私は、馬鹿で、特別だ
何か、形に残したかった。
そんな、くだらない欲から始まったんだ。
『うーん。何も思い付かん』
鉛筆を持ったまま、机に突っ伏した。
何か書こうと思ったはいいが、何が書きたいのか、それが決まってない。
他の人が書いたものを見ようと思ったけど、それじゃ意味がない。
私が、自らの手でたどり着いてこそ、そう思う。
『でもなぁ』
私なんぞが考えついたもの、みんな考えているし。
机に肘をついた。
世の中へのうらみつらみを書いたところで、それには意義がないような、そんな気がしてくる。
そんなの、行動する気がない人が、他人を変えようとしてるだけなんじゃないのか?
机の上の紙には、今も、なにも書かれていない。
『違うな』
違う。
何かと理由をつけて、なにも書けていない私よりも、少なくとも。
何かを書けているだけ、ずっとましなんだろう。
つまらなくてもいい。
誰にも読まれなくていい。
自分に甘く。
それでいいんだ。
『で、何書くの?』
結局、それが決まってない。
私が書けるもの、それはなんだ?
私は、何も知らない。
人生経験だって、たかだか十八年。
ちょっと背伸びした子供みたいなものだ。
偉そうに語れることなんて、一つもない。
社会、人、世界、大きな言葉。
分かってるようで、ほとんど分かってない。
『そうだ。
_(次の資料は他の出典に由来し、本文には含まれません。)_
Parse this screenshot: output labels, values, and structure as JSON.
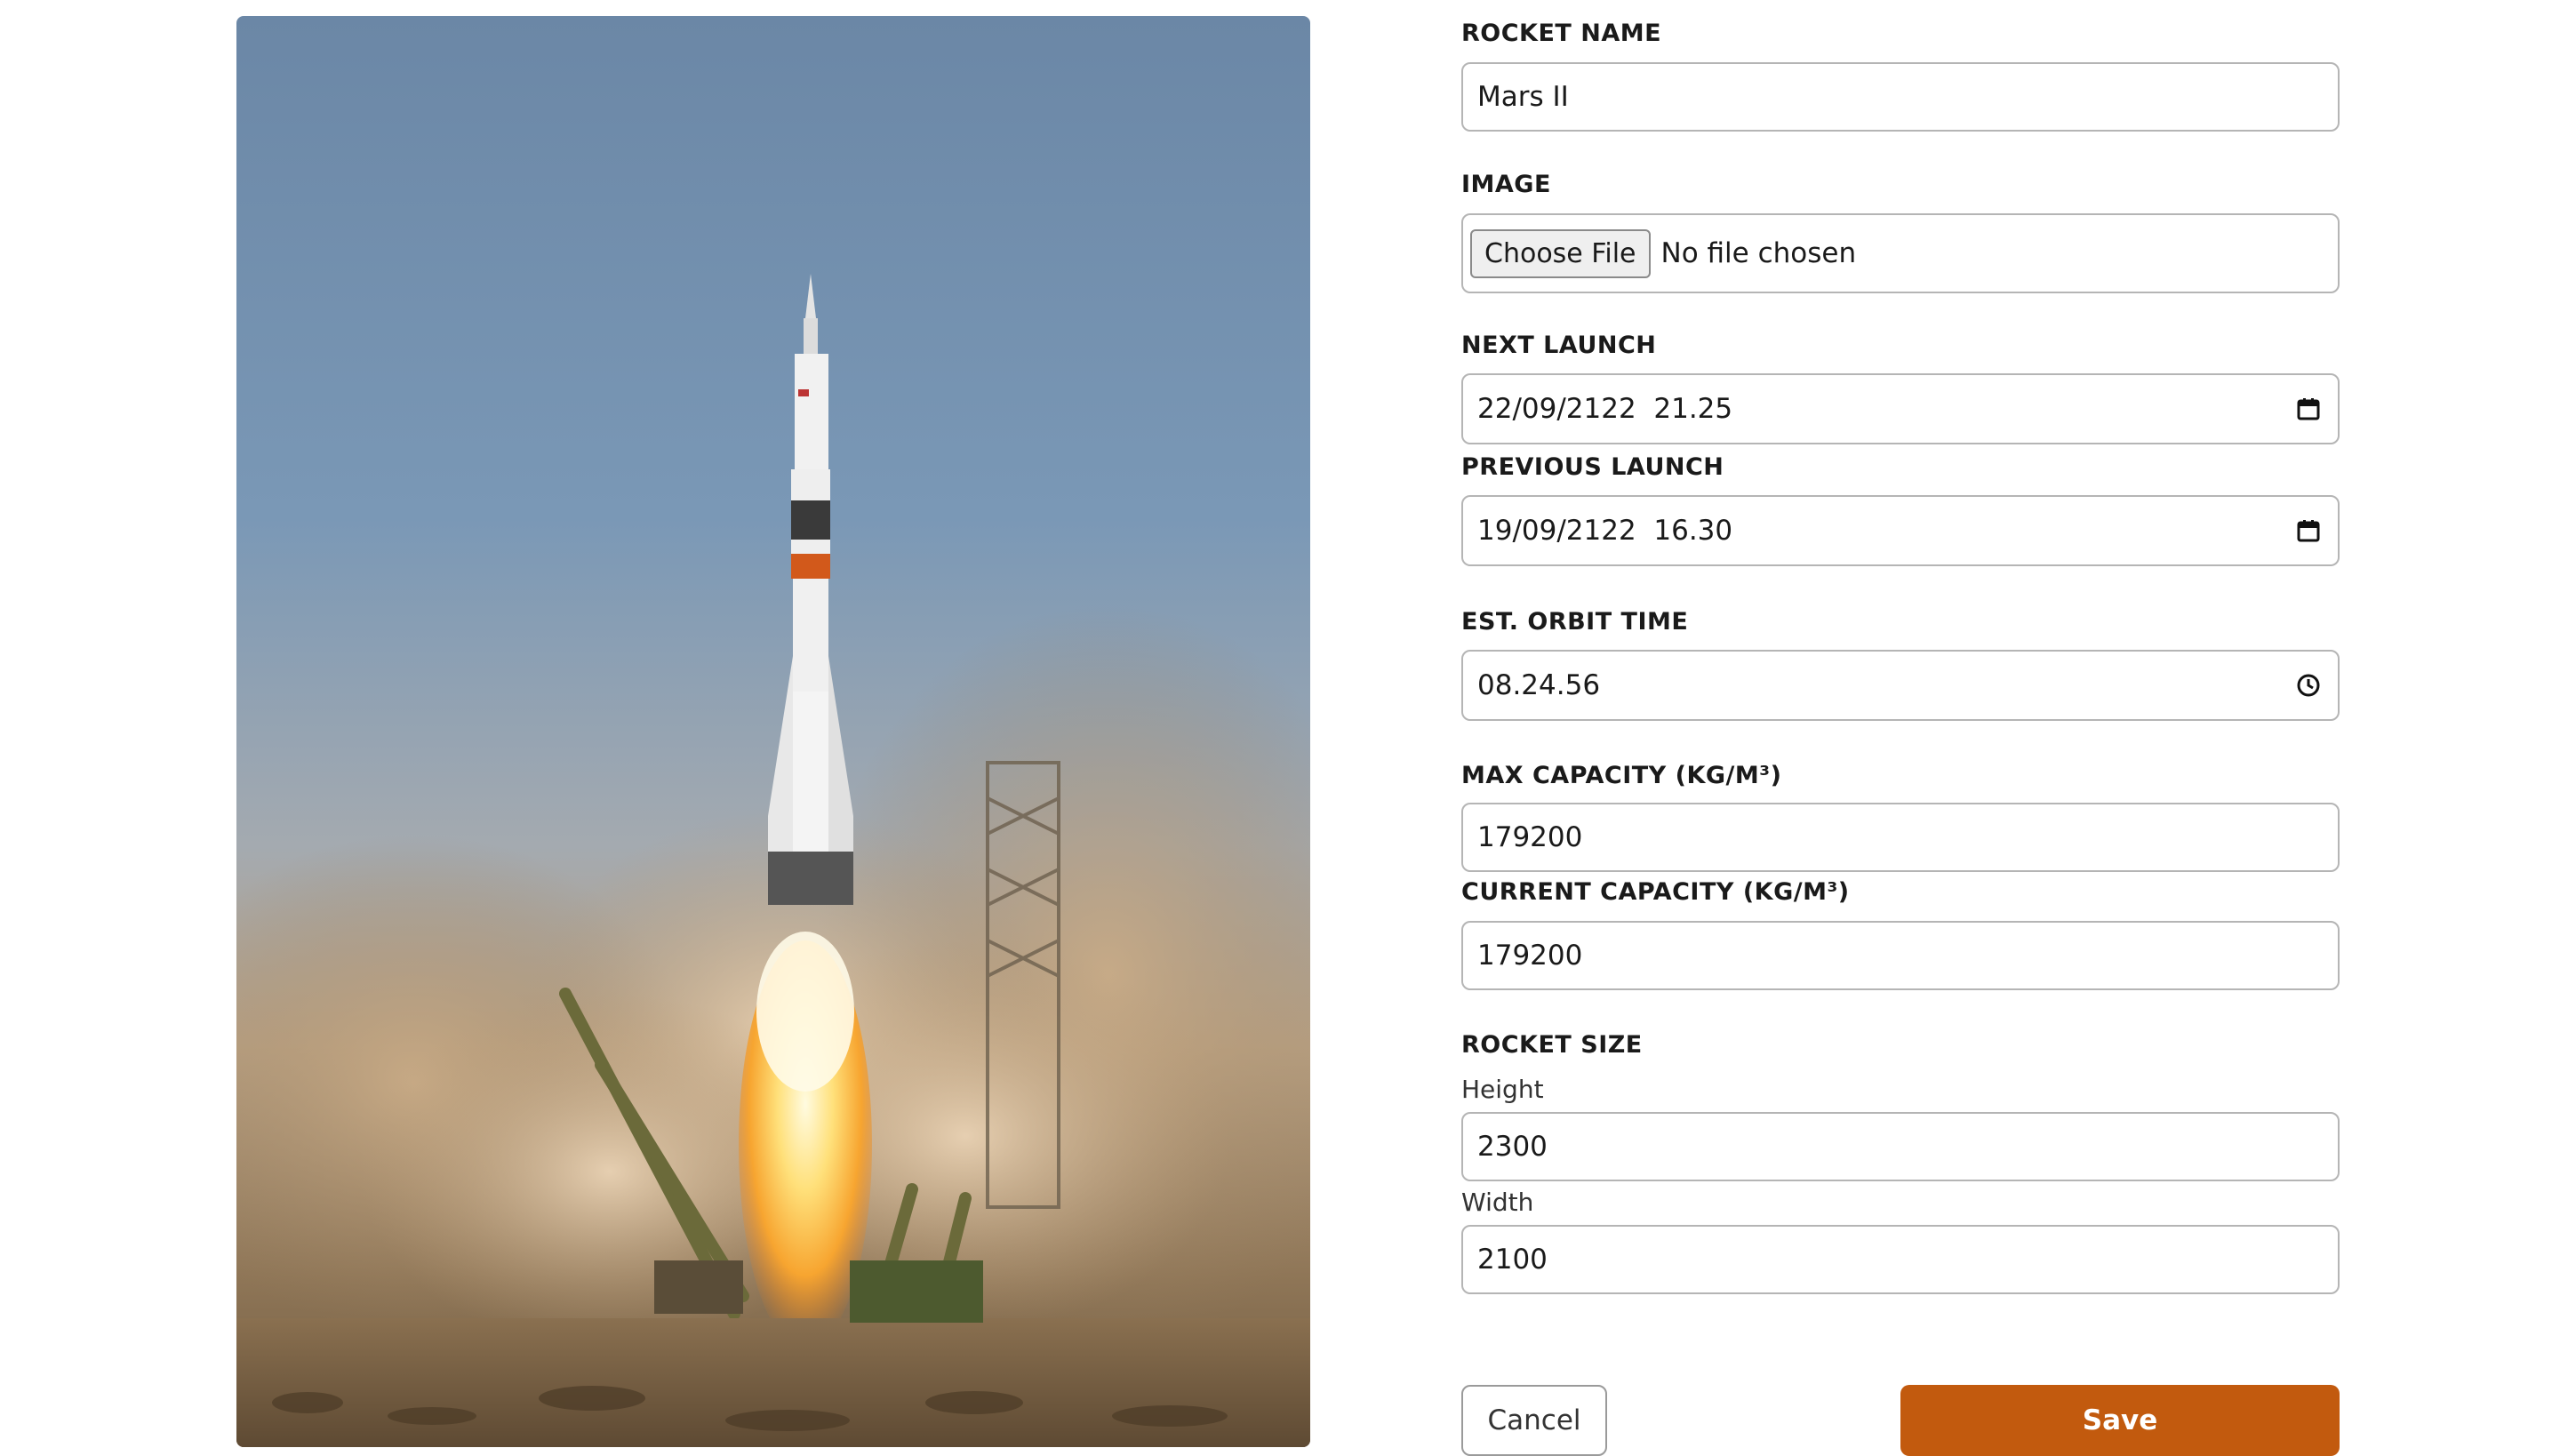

知らない人にしか書けないことを書こう』
くだらない疑問を、みんな分かっているようなことを。
恥ずかしい妄想を、ただ書こう。
黒歴史を作ろう。
それで、笑われよう。
それで誰かに笑ってもらえるなら、そんなに嬉しいことはない。
誤字を指摘されたり、バカにされたりしよう。
それで、これを見た人が、こんなもんでいいのかって。
私が書いても、これよりは上手く出来るだろうって。
そんな風に思えるものを、作ろう。
それも、たくさん。
私は、馬鹿で、特別だ。
上ばっかりが特別で、下ばっかりが変だなんて、そんなのおかしいし。
下手な人のは、ただの失敗作。
そんなのは。嫌。
世界のほとんどは、下の人が頑張って出来てる。
たぶん。
だから。
私を書こう。
誰かじゃなくて、全部、私を。
数年後見返して、悶えたいと思います。